I put it this way on my desk, and this morning it boots …

(⎈|minikube:default)➜  ~ sudo nvme smart-log /dev/nvme0
Smart Log for NVME device:nvme0 namespace-id:ffffffff
critical_warning			: 0
temperature				: 32 °C (305 K)
available_spare				: 100%
available_spare_threshold		: 10%
percentage_used				: 0%
endurance group critical warning summary: 0
Data Units Read				: 1396065 (714.79 GB)
Data Units Written			: 3658385 (1.87 TB)
host_read_commands			: 12529858
host_write_commands			: 66415326
controller_busy_time			: 197
power_cycles				: 379
power_on_hours				: 68
unsafe_shutdowns			: 17
media_errors				: 0
num_err_log_entries			: 0
Warning Temperature Time		: 0
Critical Composite Temperature Time	: 0
Thermal Management T1 Trans Count	: 0
Thermal Management T2 Trans Count	: 0
Thermal Management T1 Total Time	: 0
Thermal Management T2 Total Time	: 0

Jorg_Mertin · March 18, 2024, 8:16am

What does sudo journalctl -r (shows the system log in reverse).
What you show us is the disk’s smartlog which won’t help.

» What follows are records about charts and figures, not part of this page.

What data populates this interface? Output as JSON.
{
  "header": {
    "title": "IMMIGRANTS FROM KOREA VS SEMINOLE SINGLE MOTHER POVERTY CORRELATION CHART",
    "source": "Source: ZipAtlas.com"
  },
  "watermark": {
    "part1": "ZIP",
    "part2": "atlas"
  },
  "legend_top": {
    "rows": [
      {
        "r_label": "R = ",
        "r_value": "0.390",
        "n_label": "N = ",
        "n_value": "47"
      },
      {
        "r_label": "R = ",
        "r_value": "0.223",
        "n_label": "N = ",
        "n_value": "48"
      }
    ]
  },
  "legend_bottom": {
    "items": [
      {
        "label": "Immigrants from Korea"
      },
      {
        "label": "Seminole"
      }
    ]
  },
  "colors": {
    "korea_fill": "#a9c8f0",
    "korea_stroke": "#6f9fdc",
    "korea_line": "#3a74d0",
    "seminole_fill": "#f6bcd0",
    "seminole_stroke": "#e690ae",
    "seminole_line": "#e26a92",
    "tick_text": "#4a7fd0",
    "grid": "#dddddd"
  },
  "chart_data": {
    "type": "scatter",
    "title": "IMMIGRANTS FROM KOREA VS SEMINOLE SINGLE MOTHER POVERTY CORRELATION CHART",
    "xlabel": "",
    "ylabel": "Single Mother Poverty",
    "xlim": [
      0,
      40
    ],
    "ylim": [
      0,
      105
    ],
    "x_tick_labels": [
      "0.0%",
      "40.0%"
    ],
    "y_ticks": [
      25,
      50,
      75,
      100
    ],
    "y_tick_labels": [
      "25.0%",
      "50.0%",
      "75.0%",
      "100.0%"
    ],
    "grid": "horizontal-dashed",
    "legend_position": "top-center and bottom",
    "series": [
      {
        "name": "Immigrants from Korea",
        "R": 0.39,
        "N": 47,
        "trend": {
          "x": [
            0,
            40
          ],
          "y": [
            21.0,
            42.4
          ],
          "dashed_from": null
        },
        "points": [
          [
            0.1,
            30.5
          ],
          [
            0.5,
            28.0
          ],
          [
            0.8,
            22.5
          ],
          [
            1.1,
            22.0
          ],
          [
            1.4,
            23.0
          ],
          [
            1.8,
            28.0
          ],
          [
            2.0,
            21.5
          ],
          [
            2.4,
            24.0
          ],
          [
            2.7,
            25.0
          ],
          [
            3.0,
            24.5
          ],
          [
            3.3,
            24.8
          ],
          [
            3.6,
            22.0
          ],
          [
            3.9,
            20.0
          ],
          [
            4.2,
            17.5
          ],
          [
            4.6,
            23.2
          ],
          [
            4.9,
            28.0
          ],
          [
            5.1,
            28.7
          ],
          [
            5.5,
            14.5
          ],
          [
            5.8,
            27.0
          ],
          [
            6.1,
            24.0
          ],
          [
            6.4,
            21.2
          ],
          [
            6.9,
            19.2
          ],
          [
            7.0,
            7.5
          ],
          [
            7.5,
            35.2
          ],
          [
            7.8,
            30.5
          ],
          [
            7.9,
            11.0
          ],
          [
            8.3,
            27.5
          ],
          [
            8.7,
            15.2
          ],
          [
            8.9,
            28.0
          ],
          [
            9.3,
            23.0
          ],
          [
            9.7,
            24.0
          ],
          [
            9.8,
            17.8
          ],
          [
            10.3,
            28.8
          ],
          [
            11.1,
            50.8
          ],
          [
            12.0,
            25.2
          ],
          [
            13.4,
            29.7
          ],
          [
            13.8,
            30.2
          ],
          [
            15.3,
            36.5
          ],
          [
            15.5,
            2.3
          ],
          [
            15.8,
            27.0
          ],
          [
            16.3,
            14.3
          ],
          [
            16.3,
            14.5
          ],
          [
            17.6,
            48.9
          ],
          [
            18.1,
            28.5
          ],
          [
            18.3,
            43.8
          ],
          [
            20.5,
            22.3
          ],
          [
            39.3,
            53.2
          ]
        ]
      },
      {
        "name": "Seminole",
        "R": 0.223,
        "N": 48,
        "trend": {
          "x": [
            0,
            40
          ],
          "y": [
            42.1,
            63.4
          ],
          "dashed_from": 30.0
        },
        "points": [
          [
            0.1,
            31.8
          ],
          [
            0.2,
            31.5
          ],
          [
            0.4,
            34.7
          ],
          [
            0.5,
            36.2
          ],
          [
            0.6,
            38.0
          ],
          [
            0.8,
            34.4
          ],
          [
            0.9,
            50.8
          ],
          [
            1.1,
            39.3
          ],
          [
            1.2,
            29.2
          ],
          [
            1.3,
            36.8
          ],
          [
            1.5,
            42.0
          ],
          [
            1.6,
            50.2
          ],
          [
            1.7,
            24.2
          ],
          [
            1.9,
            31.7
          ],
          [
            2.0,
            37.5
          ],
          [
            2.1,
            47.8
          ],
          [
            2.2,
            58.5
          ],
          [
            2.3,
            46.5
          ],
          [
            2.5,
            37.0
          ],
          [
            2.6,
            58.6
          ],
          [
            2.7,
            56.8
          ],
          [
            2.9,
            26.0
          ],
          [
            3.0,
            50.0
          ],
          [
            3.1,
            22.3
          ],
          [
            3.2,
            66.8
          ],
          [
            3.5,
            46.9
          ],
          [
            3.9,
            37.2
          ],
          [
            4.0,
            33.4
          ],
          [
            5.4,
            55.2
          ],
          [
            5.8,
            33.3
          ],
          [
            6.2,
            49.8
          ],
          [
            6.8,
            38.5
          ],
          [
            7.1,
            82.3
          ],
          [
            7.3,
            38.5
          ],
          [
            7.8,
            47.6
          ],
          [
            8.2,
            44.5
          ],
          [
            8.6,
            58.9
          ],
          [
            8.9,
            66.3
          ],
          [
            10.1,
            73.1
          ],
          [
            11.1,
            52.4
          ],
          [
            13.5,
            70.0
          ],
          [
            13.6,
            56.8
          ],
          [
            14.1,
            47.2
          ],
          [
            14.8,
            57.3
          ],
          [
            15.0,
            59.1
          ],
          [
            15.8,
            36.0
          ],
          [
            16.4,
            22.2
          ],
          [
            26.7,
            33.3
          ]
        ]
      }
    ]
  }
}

baptistemm · March 18, 2024, 9:11am

that was the first this I looked at, and there was nothing relevant.

Jorg_Mertin · March 18, 2024, 9:34am

Ok. Go into ther BIOS and load failsafe defaults. reboot and make sure it boots.
Shutdown (realy shutdown, wait 35secs) and boot again into BIOS and load the performance defaults.

Also, check if there are some bios updates for the drive.
All I could advise to do, except in putting a different drive into it and see if that one has the same symptoms.

Matt_Hartley · March 22, 2024, 12:29am

Not sure where you purchased the drive from, but if it happens again, it may be ticket worthy if the connections between the NVMe and the slot look healthy.